Love your podcast been listening to it driving down the full length of the country - good driving audio - keeps you awake, alert and amused. Thank you.

I do have a question - at this time of year, late March - early April, the verges and central reservations of roads get covered in white, pin-sized blossoms - I've stopped and looked at the plants and they are a scurvy grass

This is normally found on beaches, but have clearly found a successful niche on the side if main roads - I'm sure salting the roads is a major factor in this

My question is: given the ubiquity of this plant - has this plant been spread by the road salting or has it propagated along the sides of the roads following these narrow salty corridors?

It appears to be a single species - or are there species I have yet to find?

Any help in answering this would be gratefully received

Keep up the good work,

Edward

Dr Edward Draper

Answer

We posed this question to Guy Barter, Chief Horticultural Adviser at the Royal Horticultural Society.....

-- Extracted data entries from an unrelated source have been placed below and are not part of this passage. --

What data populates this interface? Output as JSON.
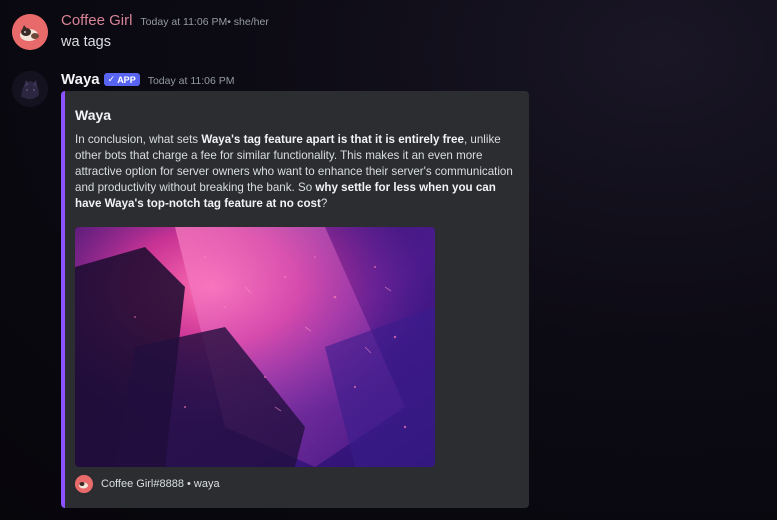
{
  "messages": [
    {
      "author": "Coffee Girl",
      "timestamp": "Today at 11:06 PM",
      "pronouns": " • she/her",
      "content": "wa tags",
      "avatar_icon": "cat-avatar-icon"
    },
    {
      "author": "Waya",
      "badge": "APP",
      "badge_icon": "checkmark-icon",
      "timestamp": "Today at 11:06 PM",
      "avatar_icon": "dark-avatar-icon",
      "embed": {
        "accent_color": "#8c52ff",
        "title": "Waya",
        "description_parts": [
          "In conclusion, what sets ",
          "Waya's tag feature apart is that it is entirely free",
          ", unlike other bots that charge a fee for similar functionality. This makes it an even more attractive option for server owners who want to enhance their server's communication and productivity without breaking the bank. So ",
          "why settle for less when you can have Waya's top-notch tag feature at no cost",
          "?"
        ],
        "image_icon": "purple-abstract-image",
        "footer_text": "Coffee Girl#8888 • waya"
      }
    }
  ],
  "colors": {
    "coffee_name": "#d88496",
    "app_badge": "#5865f2",
    "embed_bg": "#2b2d31"
  }
}
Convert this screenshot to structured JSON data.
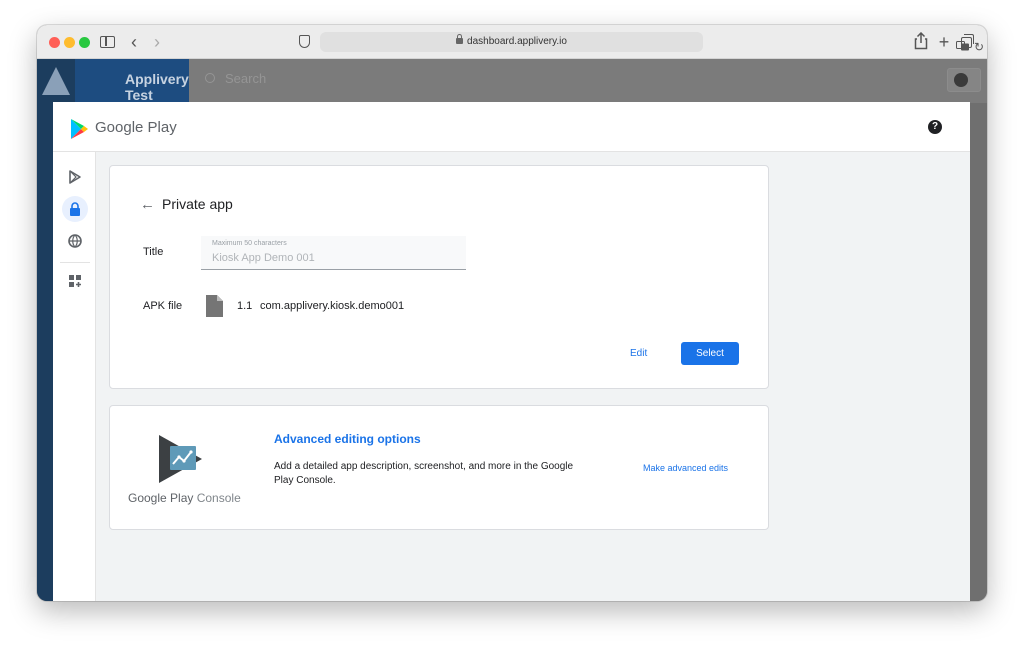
{
  "browser": {
    "url": "dashboard.applivery.io"
  },
  "background_app": {
    "brand": "Applivery Test",
    "search_placeholder": "Search"
  },
  "google_play": {
    "wordmark": "Google Play",
    "nav_items": [
      "play-icon",
      "lock-icon",
      "globe-icon",
      "apps-icon"
    ],
    "private_app": {
      "title": "Private app",
      "title_label": "Title",
      "title_hint": "Maximum 50 characters",
      "title_value": "Kiosk App Demo 001",
      "apk_label": "APK file",
      "apk_version": "1.1",
      "apk_package": "com.applivery.kiosk.demo001",
      "edit_label": "Edit",
      "select_label": "Select"
    },
    "advanced": {
      "logo_text_main": "Google Play",
      "logo_text_sub": "Console",
      "title": "Advanced editing options",
      "description": "Add a detailed app description, screenshot, and more in the Google Play Console.",
      "action_label": "Make advanced edits"
    }
  },
  "colors": {
    "accent": "#1a73e8",
    "nav_active_bg": "#e8f0fe"
  }
}
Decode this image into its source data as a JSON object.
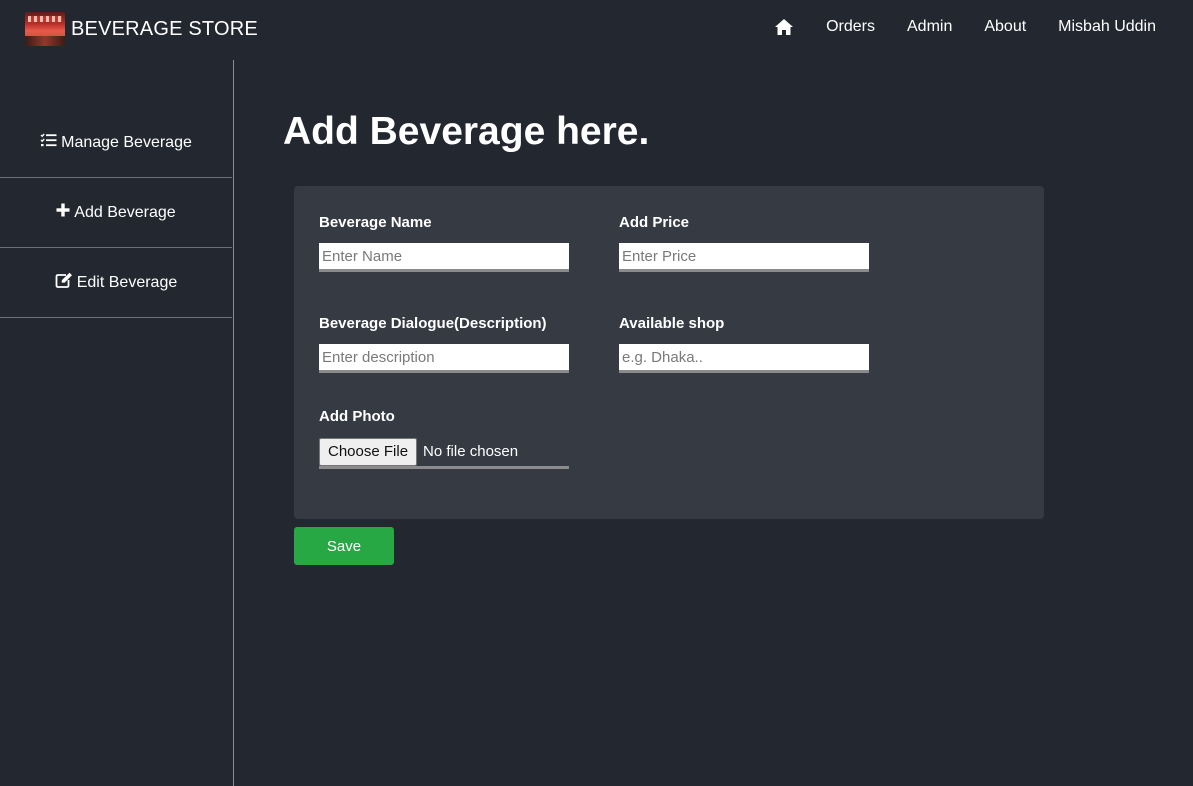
{
  "navbar": {
    "brand_text": "BEVERAGE STORE",
    "links": [
      "Orders",
      "Admin",
      "About",
      "Misbah Uddin"
    ],
    "home_icon": "home-icon"
  },
  "sidebar": {
    "items": [
      {
        "label": "Manage Beverage",
        "icon": "checklist-icon"
      },
      {
        "label": "Add Beverage",
        "icon": "plus-icon"
      },
      {
        "label": "Edit Beverage",
        "icon": "edit-icon"
      }
    ]
  },
  "main": {
    "title": "Add Beverage here.",
    "form": {
      "name_label": "Beverage Name",
      "name_placeholder": "Enter Name",
      "price_label": "Add Price",
      "price_placeholder": "Enter Price",
      "description_label": "Beverage Dialogue(Description)",
      "description_placeholder": "Enter description",
      "shop_label": "Available shop",
      "shop_placeholder": "e.g. Dhaka..",
      "photo_label": "Add Photo",
      "file_button": "Choose File",
      "file_status": "No file chosen"
    },
    "save_label": "Save"
  },
  "colors": {
    "background": "#23272f",
    "card": "#363a43",
    "save_button": "#28a745"
  }
}
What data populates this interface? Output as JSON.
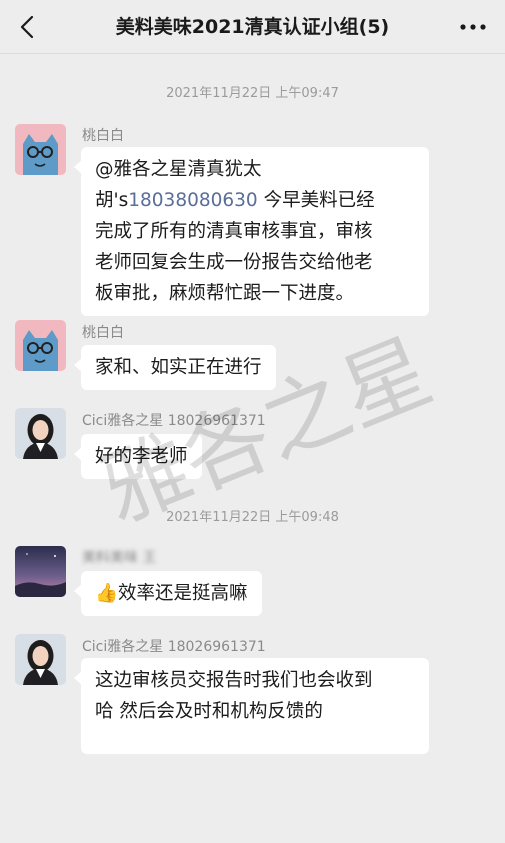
{
  "header": {
    "title": "美料美味2021清真认证小组(5)",
    "back_icon": "chevron-left",
    "more_icon": "ellipsis"
  },
  "timestamps": [
    "2021年11月22日 上午09:47",
    "2021年11月22日 上午09:48"
  ],
  "messages": [
    {
      "sender": "桃白白",
      "lines": [
        "@雅各之星清真犹太",
        "胡's",
        "18038080630",
        " 今早美料已经",
        "完成了所有的清真审核事宜，审核",
        "老师回复会生成一份报告交给他老",
        "板审批，麻烦帮忙跟一下进度。"
      ]
    },
    {
      "sender": "桃白白",
      "text": "家和、如实正在进行"
    },
    {
      "sender": "Cici雅各之星 18026961371",
      "text": "好的李老师"
    },
    {
      "sender": "美料美味 王",
      "emoji": "👍",
      "text": "效率还是挺高嘛"
    },
    {
      "sender": "Cici雅各之星 18026961371",
      "lines": [
        "这边审核员交报告时我们也会收到",
        "哈 然后会及时和机构反馈的"
      ]
    }
  ],
  "watermark": "雅各之星",
  "colors": {
    "background": "#ededed",
    "bubble": "#ffffff",
    "link": "#5a6e9a"
  }
}
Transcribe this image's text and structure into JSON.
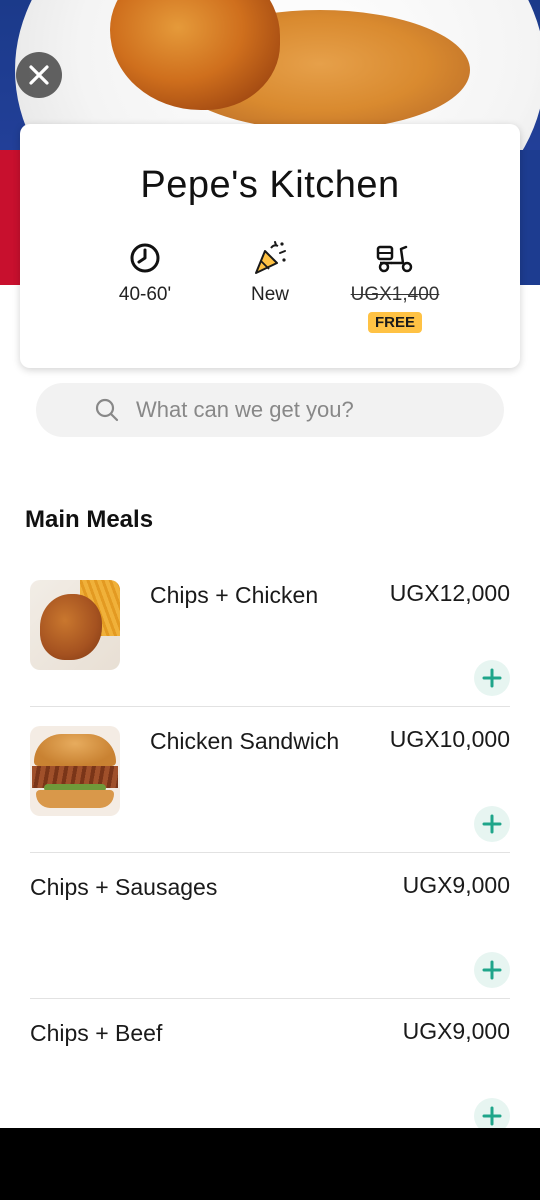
{
  "store": {
    "name": "Pepe's Kitchen",
    "delivery_time": "40-60'",
    "status": "New",
    "delivery_fee_old": "UGX1,400",
    "delivery_fee_badge": "FREE"
  },
  "search": {
    "placeholder": "What can we get you?"
  },
  "section": {
    "title": "Main Meals",
    "items": [
      {
        "name": "Chips + Chicken",
        "price": "UGX12,000",
        "image": "chips-chicken"
      },
      {
        "name": "Chicken Sandwich",
        "price": "UGX10,000",
        "image": "chicken-sandwich"
      },
      {
        "name": "Chips + Sausages",
        "price": "UGX9,000"
      },
      {
        "name": "Chips + Beef",
        "price": "UGX9,000"
      }
    ]
  },
  "colors": {
    "badge": "#ffc244",
    "add_button_bg": "#e7f5f1",
    "add_button_icon": "#1fa58a"
  },
  "icons": {
    "close": "close-icon",
    "time": "clock-icon",
    "new": "party-popper-icon",
    "delivery": "scooter-icon",
    "search": "search-icon",
    "add": "plus-icon"
  }
}
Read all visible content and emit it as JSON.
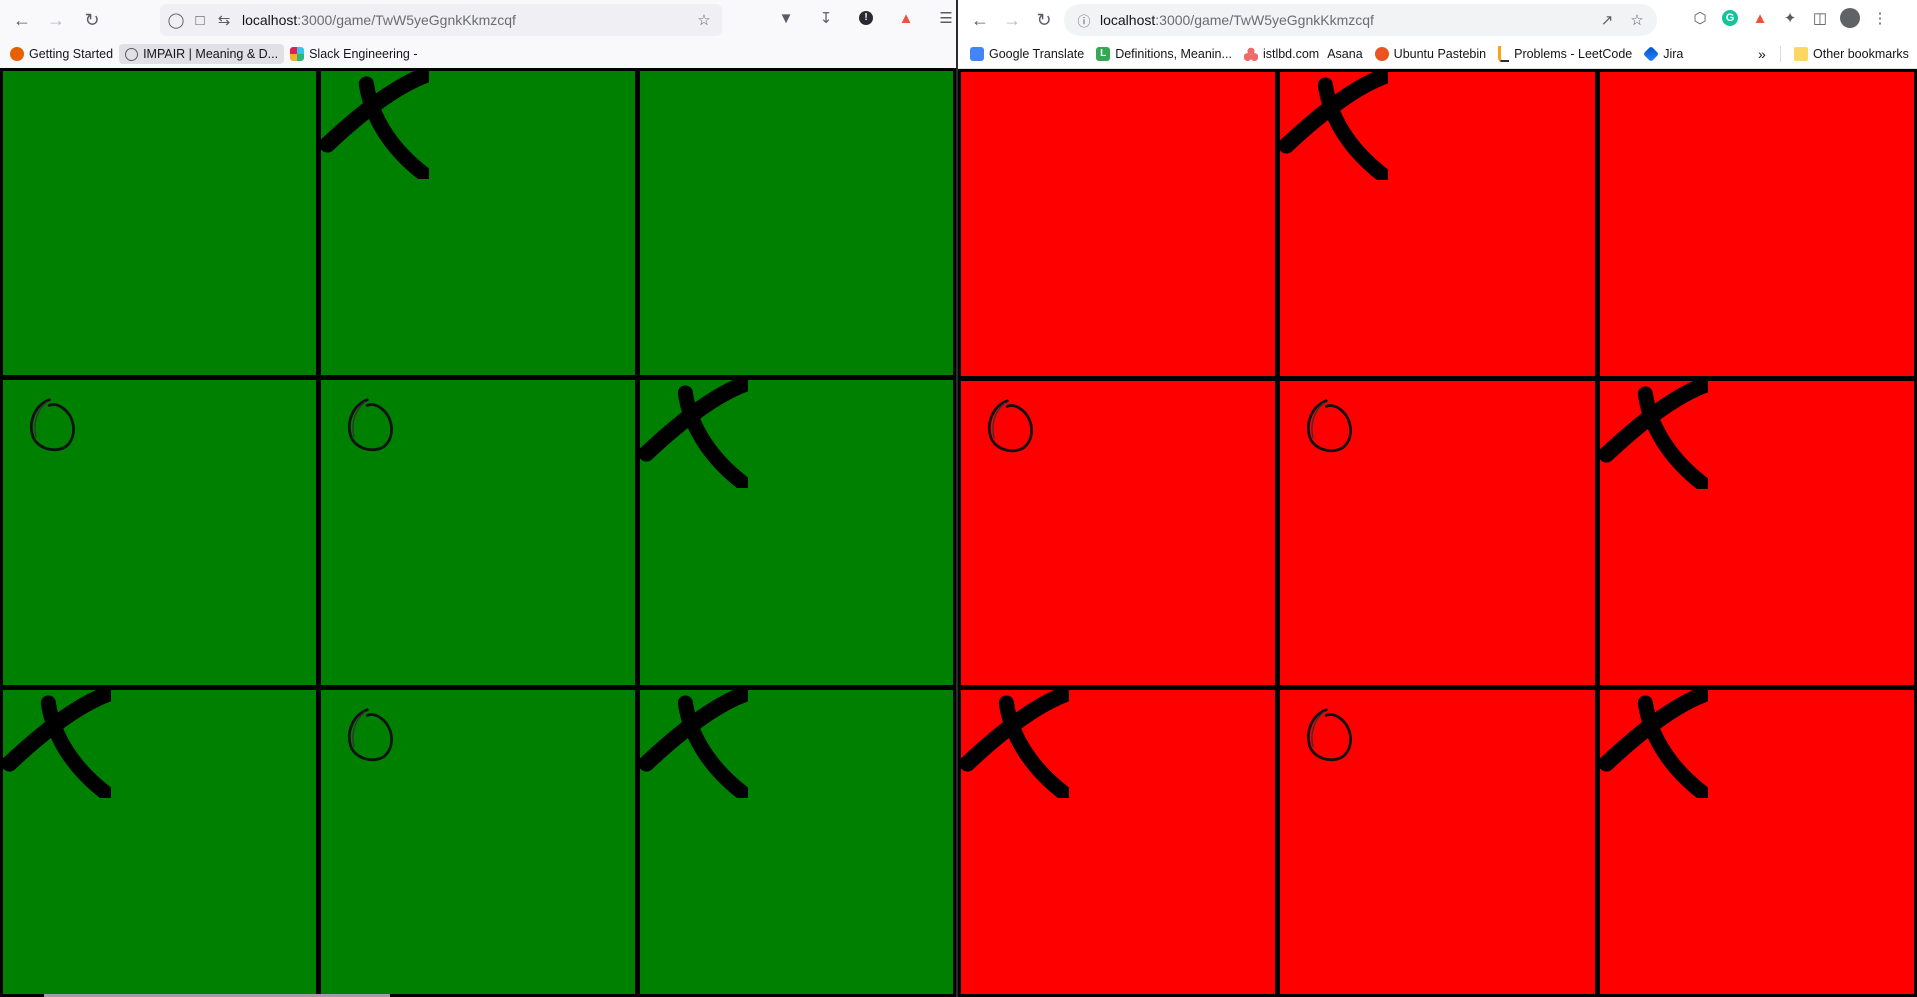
{
  "colors": {
    "left_board": "#008000",
    "right_board": "#ff0000",
    "grid": "#000000"
  },
  "firefox": {
    "url_host": "localhost",
    "url_path": ":3000/game/TwW5yeGgnkKkmzcqf",
    "icons": [
      "back-icon",
      "forward-icon",
      "reload-icon",
      "shield-icon",
      "page-icon",
      "permissions-icon",
      "star-icon",
      "pocket-icon",
      "download-icon",
      "extension-icon",
      "extension-icon",
      "menu-icon"
    ],
    "bookmarks": [
      {
        "label": "Getting Started",
        "icon": "firefox-icon",
        "color": "#e66000"
      },
      {
        "label": "IMPAIR | Meaning & D...",
        "icon": "globe-icon",
        "color": "#5b5b66"
      },
      {
        "label": "Slack Engineering -",
        "icon": "slack-icon",
        "color": "#4a154b"
      }
    ]
  },
  "chrome": {
    "url_host": "localhost",
    "url_path": ":3000/game/TwW5yeGgnkKkmzcqf",
    "bookmarks": [
      {
        "label": "Google Translate",
        "icon": "translate-icon",
        "color": "#4285f4"
      },
      {
        "label": "Definitions, Meanin...",
        "icon": "l-icon",
        "color": "#34a853"
      },
      {
        "label": "istlbd.com",
        "icon": "asana-icon",
        "color": "#f06a6a"
      },
      {
        "label": "Asana",
        "icon": "",
        "color": ""
      },
      {
        "label": "Ubuntu Pastebin",
        "icon": "ubuntu-icon",
        "color": "#e95420"
      },
      {
        "label": "Problems - LeetCode",
        "icon": "leetcode-icon",
        "color": "#ffa116"
      },
      {
        "label": "Jira",
        "icon": "jira-icon",
        "color": "#2684ff"
      }
    ],
    "more": "»",
    "other_bookmarks": "Other bookmarks"
  },
  "board": [
    "",
    "X",
    "",
    "O",
    "O",
    "X",
    "X",
    "O",
    "X"
  ]
}
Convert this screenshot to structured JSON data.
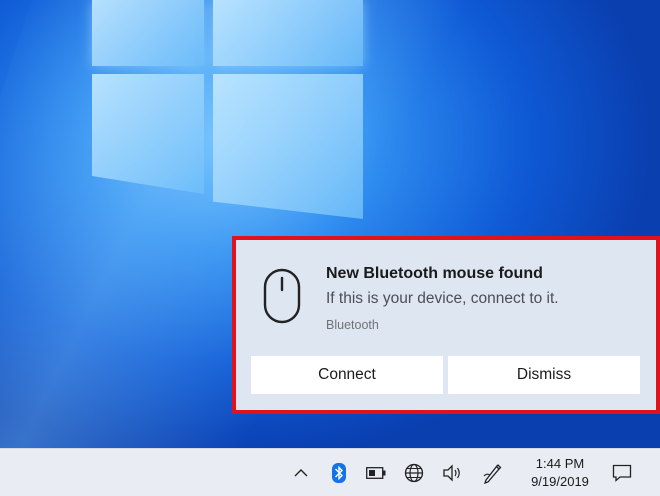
{
  "notification": {
    "title": "New Bluetooth mouse found",
    "message": "If this is your device, connect to it.",
    "source": "Bluetooth",
    "buttons": {
      "connect": "Connect",
      "dismiss": "Dismiss"
    },
    "icon": "mouse-icon",
    "highlight_color": "#e0121b"
  },
  "taskbar": {
    "tray_icons": [
      "chevron-up-icon",
      "bluetooth-icon",
      "battery-icon",
      "network-icon",
      "volume-icon",
      "pen-icon"
    ],
    "time": "1:44 PM",
    "date": "9/19/2019",
    "action_center_icon": "action-center-icon"
  },
  "colors": {
    "bluetooth_blue": "#1473e6",
    "toast_background": "#dde6f1",
    "taskbar_background": "#e9edf3"
  }
}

Guy - We think the plant in question is a native, despite its name Cochlearia danica or Danish scurvy grass. It's not actually a grass, but it's related to the cabbage family and known to be a halophyte, that's a plant that grows in the presence of some salt. It's well-known spread along roads, often at a remarkable rate per year where presumably the turbulence of passing vehicles help shift the seeds. It's a recent example of the many instances where human activity helps plants spread. Danish scurvy grass is an annual that thrives on well-drained but not too dry sandy soil. So run off from roads would suit it well as with the often rubble-like soil beside motorways. It tolerates coastal soils so it's well-adapted to high salt levels beside roads. The seeds ripen in late summer and disperse that season. The young leaves are actually edible cooked or raw, but apparently have a pungent flavour. It's rich in vitamin C, lack of which causes scurvy. However, the dust and the dirt beside roads would make me think twice before picking any.

Hannah - So, this salt-loving vitamin C rich grass traditionally eaten by scurvy threatened sailors is spreading along the major roads of central England. Rock salt, carved from underground mines, is sprinkled on the roads by gritters in the winter time and this creates conditions similar to the scurvy grasses normal saline coastal habitat. I spoke with Cambridge County Council and they go out between 30 and 40 times a year to deliver 200 tons of rock salt, each time, spreading it along 2,200 miles of roads across the county. That's 90 kilograms of salt per mile or about 10 teaspoons of salt per metre of road. But in the meanwhile, how is scurvy grass spreading across the length and breadth of the country so quickly? Well, the air turbulence of passing traffic causes a pocket of low pressure behind the car, sucking in the seeds, and dragging them along for large distances.